Participating successfully in many similar but somewhat different activity frameworks helps a child acquire this very important type of activity knowledge. These framework or activity variations help a child become more comfortable with unpredictability. The child learns to expect some measure of unpredictability and become more competent in their ability to respond successfully to unpredictability. Through these actions, the parent is able to support the child’s ability to create and contribute their own ideas. The parent is able to support the child’s ability to contribute and improvise.

Successful participation in these activities help a child develop the comprehensive understanding of an activity that improvisation and spontaneity require.

When a child possesses comprehensive ‘expert’ knowledgeable about an activity framework they will be able to take greater initiative in the activity and it will be easier for them to successfully and competently add their own ideas to the activity. They will gradually be able to synchronize their actions with the actions of their parents partner in a more fluid and spontaneous manner. They will be able to improvise and respond in a more active and dynamic manner to the actions of a partner. They will be better able to improvise.
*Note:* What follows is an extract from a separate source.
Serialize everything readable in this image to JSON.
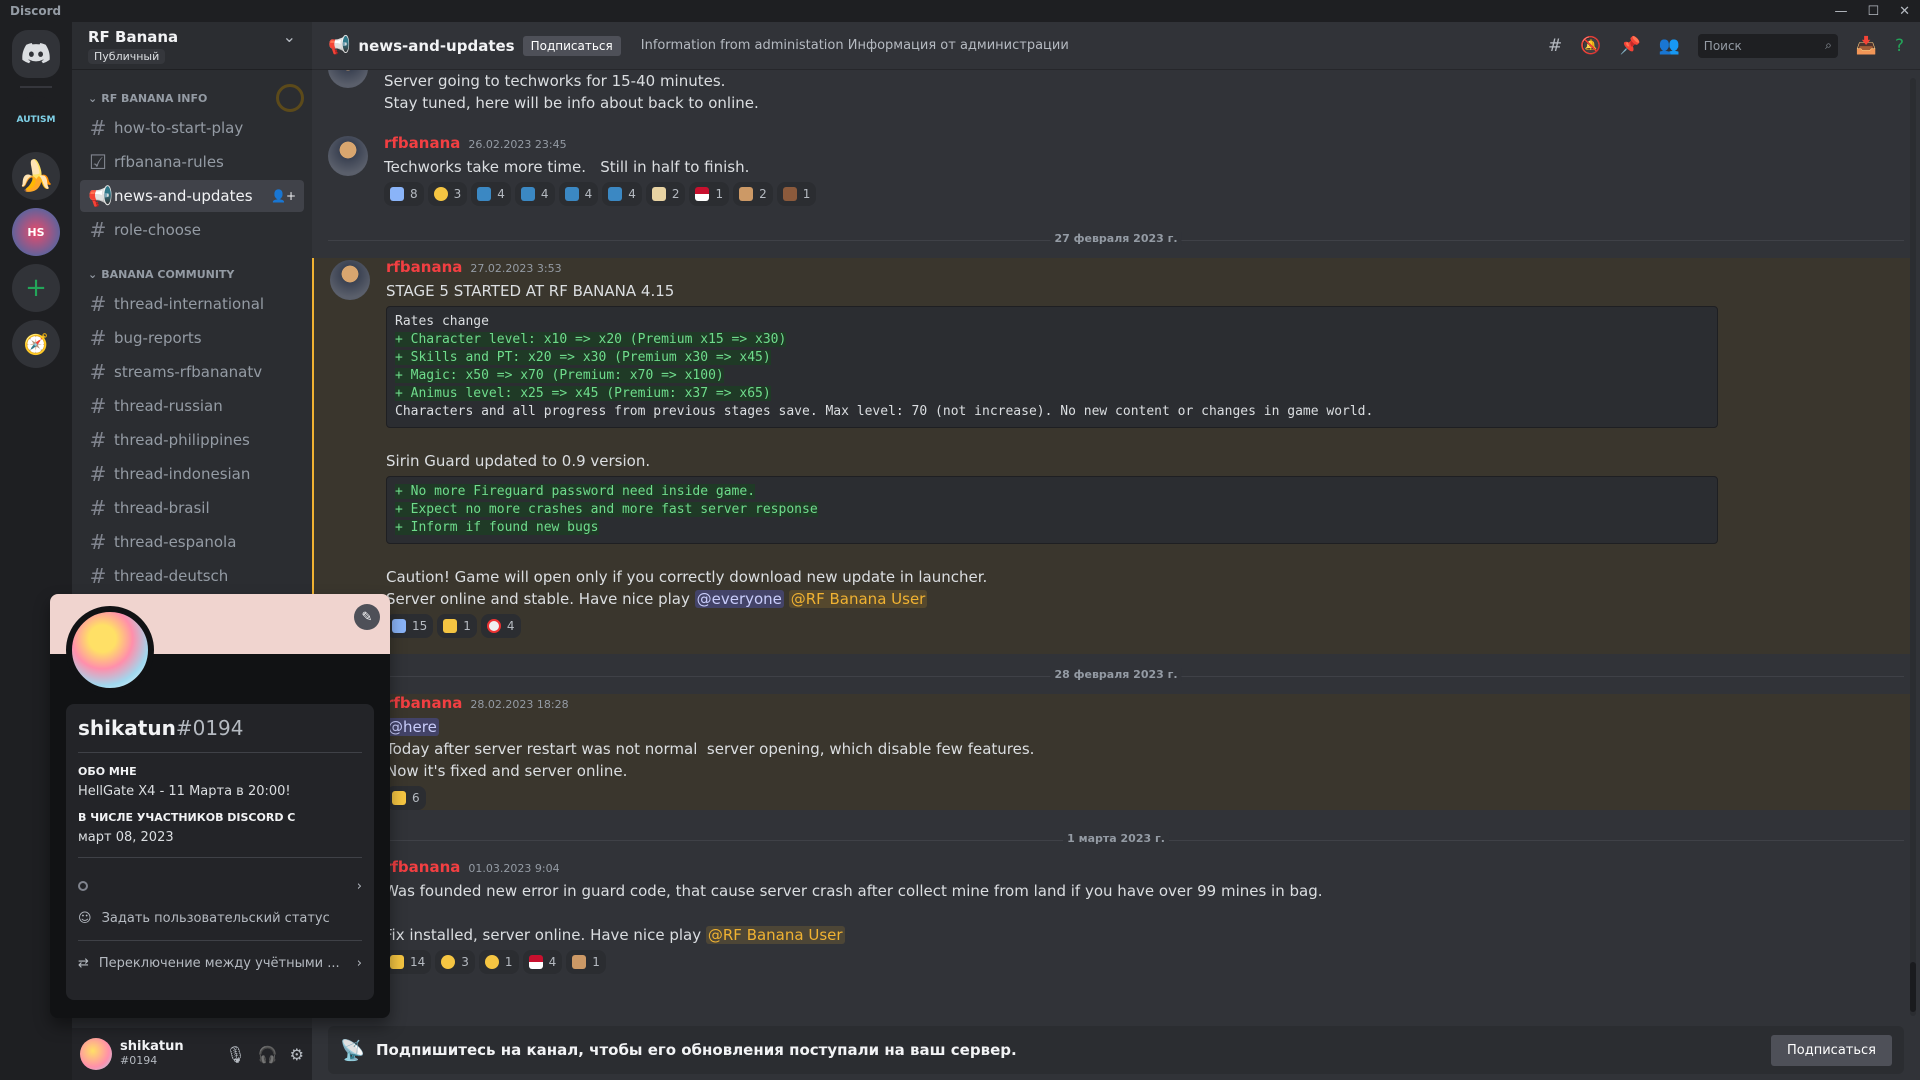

Successful participation in basic activity frameworks helps a child acquire this very important type of activity knowledge. This knowledge is crucial. It enables a child to participate more competently in the activity, increases their self-confidence and, most importantly, provides them with the knowledge they need to begin improvising and varying the activity themselves.

When a child can improvise they become ‘agentic’. They acquire personal power.

They are able to act more equally in an activity and as an equal partner in the activity, are able to play a role in determining what twists and turns the activity might possibly take.

Improvisational skill and feelings of personal agency support the development of successful and extended peer play. The ability to improvise supports a child’s ability to engage more spontaneously with a peer in play and the personal agency a child feels when they are able to co-direct the play motivates their interest and desire to engage in peer play.

Both of these important abilities, improvisational skill and agency, are developed when the child participates successfully with the parent in carefully constructed and guided co-regulatory activity frameworks.